Trevelyan Edward

Personal information
- Full name: Trevelyan C. T. Edward
- Born: 1938 Ceylon
- Died: 8 November 1995 (aged 56–57) Sri Lanka
- Role: Opening batsman

Career statistics
| Competition | First-class |
| Matches | 9 |
| Runs scored | 416 |
| Batting average | 27.73 |
| 100s/50s | 0/2 |
| Top score | 73 |
| Catches/stumpings | 4/– |
- Source: Cricinfo, 14 April 2017

= Trevelyan Edward =

Trevelyan Edward (1938 – 1995) was a cricketer who played nine matches of first-class cricket for Ceylon between 1961 and 1965.

Trevelyan Edward attended S. Thomas' College, Mount Lavinia. An opening batsman who wore spectacles, he made his debut for Ceylon in the Gopalan Trophy match in 1960–61, opening with A. C. M. Lafir. In the 1961–62 Gopalan Trophy match he made his highest first-class score, 73, in an innings victory for Ceylon.

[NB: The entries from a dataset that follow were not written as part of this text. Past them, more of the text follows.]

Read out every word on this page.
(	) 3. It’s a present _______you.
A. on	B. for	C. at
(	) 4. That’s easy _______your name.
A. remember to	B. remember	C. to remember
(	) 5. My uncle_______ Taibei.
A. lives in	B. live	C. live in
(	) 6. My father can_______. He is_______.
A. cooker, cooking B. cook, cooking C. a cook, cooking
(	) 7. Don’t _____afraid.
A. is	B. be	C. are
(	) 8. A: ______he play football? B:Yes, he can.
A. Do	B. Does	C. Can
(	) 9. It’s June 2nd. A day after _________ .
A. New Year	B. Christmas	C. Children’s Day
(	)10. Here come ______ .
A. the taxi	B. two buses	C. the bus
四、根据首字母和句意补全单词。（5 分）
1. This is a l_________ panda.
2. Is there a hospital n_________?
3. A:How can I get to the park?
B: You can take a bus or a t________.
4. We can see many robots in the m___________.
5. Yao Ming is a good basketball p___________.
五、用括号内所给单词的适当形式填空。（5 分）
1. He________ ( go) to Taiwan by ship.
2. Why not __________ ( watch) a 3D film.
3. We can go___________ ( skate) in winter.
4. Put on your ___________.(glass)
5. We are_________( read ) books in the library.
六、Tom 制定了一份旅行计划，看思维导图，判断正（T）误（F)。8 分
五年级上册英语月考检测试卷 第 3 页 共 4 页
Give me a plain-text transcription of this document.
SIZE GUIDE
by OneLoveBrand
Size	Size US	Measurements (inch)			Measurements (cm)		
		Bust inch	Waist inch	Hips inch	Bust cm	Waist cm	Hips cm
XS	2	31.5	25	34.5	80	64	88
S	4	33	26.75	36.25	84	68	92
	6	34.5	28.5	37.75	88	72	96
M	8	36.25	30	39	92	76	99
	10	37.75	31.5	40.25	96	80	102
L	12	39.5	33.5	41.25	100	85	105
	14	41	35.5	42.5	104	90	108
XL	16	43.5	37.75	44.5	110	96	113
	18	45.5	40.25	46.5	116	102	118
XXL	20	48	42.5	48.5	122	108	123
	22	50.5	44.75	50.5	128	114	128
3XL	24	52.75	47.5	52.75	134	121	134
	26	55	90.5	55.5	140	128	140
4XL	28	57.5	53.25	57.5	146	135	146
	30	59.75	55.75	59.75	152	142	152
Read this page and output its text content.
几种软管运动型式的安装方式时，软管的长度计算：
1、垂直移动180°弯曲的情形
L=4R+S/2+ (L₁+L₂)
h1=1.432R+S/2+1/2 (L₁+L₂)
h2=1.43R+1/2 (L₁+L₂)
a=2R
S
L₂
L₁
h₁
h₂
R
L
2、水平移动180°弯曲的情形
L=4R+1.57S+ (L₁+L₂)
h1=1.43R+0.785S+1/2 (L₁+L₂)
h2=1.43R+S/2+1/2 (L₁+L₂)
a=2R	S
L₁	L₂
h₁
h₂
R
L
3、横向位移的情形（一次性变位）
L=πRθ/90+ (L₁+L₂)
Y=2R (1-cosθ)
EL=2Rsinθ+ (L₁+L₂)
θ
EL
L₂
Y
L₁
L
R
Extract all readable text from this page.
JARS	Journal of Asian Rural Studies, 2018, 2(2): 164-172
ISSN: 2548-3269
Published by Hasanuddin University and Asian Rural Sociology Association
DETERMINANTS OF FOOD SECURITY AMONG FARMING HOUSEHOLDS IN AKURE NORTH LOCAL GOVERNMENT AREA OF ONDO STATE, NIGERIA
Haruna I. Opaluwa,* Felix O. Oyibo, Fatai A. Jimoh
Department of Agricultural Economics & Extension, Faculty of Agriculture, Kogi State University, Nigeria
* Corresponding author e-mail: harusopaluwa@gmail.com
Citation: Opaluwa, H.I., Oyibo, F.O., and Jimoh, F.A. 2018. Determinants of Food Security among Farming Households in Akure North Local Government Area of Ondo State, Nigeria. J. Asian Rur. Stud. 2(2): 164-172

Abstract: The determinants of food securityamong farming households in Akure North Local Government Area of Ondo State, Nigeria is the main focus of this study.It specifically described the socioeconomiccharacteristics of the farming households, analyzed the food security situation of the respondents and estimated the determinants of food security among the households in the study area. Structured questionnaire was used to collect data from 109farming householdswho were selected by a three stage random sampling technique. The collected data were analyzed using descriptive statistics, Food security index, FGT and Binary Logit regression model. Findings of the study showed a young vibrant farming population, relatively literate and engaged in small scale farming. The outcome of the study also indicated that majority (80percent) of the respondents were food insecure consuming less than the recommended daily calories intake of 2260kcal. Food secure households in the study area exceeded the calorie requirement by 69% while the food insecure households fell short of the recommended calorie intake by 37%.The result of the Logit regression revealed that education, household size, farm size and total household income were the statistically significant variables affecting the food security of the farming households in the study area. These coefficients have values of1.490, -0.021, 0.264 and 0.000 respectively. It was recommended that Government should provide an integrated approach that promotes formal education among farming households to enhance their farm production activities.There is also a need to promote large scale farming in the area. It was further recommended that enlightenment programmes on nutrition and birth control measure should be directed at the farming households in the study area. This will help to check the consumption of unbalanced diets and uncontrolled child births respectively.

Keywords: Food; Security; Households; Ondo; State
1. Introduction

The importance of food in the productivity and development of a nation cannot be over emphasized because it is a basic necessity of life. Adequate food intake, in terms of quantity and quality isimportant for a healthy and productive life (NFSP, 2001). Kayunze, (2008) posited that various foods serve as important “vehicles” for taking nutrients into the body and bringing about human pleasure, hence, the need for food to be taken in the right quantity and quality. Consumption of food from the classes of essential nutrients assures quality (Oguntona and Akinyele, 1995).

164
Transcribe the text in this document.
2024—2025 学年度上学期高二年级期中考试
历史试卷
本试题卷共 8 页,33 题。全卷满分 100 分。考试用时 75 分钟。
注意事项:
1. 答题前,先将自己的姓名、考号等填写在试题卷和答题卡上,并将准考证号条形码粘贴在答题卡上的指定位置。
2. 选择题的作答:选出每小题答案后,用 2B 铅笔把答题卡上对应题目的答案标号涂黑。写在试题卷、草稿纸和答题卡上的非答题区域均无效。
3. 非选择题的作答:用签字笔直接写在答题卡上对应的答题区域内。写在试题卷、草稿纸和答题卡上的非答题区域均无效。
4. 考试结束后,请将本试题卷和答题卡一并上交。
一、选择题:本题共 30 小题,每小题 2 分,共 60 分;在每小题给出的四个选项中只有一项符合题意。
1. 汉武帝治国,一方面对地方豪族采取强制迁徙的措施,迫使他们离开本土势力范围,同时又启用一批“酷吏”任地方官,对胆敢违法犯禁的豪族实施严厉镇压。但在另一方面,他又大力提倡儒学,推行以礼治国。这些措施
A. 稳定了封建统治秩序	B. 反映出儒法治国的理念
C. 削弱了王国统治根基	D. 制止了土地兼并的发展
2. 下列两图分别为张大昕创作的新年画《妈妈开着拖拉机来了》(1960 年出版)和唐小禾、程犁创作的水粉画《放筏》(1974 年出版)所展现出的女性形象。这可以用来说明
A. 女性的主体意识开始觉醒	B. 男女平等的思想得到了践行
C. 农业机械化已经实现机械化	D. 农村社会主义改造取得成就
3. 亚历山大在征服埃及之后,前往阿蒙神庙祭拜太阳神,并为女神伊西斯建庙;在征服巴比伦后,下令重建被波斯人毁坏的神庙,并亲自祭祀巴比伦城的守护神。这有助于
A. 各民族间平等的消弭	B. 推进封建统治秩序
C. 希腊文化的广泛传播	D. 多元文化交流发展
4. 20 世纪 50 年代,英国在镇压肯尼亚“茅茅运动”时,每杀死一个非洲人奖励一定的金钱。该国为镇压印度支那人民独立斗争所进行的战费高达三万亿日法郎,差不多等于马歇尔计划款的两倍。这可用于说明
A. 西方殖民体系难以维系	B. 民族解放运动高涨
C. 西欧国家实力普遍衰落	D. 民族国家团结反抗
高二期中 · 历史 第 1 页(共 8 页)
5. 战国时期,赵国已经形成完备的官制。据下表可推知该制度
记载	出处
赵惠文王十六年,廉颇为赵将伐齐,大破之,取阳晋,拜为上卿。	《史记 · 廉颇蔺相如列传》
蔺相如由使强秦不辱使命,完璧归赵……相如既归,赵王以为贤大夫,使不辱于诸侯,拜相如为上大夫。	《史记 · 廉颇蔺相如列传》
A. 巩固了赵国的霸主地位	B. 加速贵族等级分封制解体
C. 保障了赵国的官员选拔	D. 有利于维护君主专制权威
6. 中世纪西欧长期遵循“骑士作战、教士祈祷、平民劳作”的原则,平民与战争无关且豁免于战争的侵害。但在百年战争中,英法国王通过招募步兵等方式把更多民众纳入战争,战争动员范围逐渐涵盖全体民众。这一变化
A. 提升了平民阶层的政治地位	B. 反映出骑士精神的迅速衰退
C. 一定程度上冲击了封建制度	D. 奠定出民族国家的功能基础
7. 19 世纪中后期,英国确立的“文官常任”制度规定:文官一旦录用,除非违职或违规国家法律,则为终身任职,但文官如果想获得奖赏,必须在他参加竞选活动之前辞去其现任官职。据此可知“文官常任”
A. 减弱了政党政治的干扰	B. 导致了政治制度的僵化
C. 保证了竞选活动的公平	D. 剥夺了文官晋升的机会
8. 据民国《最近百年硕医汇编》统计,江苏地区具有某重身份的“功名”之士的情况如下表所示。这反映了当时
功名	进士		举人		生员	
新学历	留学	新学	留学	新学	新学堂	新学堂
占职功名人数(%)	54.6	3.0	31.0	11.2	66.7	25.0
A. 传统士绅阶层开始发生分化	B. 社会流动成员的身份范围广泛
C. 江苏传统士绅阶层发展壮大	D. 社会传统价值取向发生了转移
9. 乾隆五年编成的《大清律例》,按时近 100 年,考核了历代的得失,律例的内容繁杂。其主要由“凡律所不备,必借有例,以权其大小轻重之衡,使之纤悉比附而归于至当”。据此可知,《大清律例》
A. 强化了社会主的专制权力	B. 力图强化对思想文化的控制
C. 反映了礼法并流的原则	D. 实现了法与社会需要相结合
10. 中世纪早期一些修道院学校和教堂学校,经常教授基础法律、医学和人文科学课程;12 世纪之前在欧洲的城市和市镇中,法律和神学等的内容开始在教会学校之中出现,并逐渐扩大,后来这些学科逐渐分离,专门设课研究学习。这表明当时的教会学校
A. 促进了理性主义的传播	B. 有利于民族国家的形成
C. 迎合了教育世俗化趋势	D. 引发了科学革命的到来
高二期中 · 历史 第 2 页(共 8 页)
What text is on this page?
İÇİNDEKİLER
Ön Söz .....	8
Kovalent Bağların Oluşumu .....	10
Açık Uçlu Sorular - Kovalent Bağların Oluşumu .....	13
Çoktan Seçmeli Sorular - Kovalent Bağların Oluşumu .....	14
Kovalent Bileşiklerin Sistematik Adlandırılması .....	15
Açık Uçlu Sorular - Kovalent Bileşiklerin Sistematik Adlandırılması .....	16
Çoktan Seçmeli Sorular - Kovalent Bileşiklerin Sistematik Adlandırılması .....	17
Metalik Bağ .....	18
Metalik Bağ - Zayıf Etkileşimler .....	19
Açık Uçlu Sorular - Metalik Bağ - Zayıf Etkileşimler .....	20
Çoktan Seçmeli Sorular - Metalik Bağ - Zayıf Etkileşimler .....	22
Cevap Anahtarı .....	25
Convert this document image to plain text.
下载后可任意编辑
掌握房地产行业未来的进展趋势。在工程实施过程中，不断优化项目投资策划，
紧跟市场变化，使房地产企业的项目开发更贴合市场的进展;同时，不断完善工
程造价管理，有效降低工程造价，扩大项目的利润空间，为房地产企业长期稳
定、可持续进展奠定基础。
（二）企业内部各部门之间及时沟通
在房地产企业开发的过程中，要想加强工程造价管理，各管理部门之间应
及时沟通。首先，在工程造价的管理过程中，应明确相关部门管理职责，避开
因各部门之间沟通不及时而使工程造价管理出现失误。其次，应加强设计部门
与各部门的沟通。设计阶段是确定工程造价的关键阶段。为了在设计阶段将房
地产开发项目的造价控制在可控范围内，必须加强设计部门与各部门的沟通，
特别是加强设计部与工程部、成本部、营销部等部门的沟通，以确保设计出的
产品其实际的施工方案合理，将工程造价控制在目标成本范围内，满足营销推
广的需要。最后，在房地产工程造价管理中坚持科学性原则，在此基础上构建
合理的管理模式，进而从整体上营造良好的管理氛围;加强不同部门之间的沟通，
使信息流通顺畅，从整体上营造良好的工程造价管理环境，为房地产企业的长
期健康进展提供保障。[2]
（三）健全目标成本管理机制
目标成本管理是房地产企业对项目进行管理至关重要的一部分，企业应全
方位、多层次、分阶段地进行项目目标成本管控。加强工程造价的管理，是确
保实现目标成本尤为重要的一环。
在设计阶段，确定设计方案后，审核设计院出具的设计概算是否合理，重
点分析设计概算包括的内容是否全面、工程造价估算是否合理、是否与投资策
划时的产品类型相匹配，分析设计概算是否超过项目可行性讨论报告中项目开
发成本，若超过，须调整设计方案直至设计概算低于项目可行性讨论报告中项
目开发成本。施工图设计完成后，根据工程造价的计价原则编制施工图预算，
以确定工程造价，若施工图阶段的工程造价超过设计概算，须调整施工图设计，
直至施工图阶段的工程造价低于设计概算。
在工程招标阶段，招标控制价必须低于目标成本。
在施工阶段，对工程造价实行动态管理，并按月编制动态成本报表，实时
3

Edward toured India with the Ceylon team in 1964–65, playing in all three matches against India. In the first two matches he was one of Ceylon's more successful batsmen, with scores of 38, 31, 53 and 15. In the third and last match, while he was fielding in the slips in the Indian first innings, a ball struck him over the eye, breaking his spectacles and necessitating several stitches in the wound. He could play no further part in the game, which Ceylon nevertheless won, their first victory in a full international match. It was his last first-class match, but he continued to play domestic cricket for Nondescripts.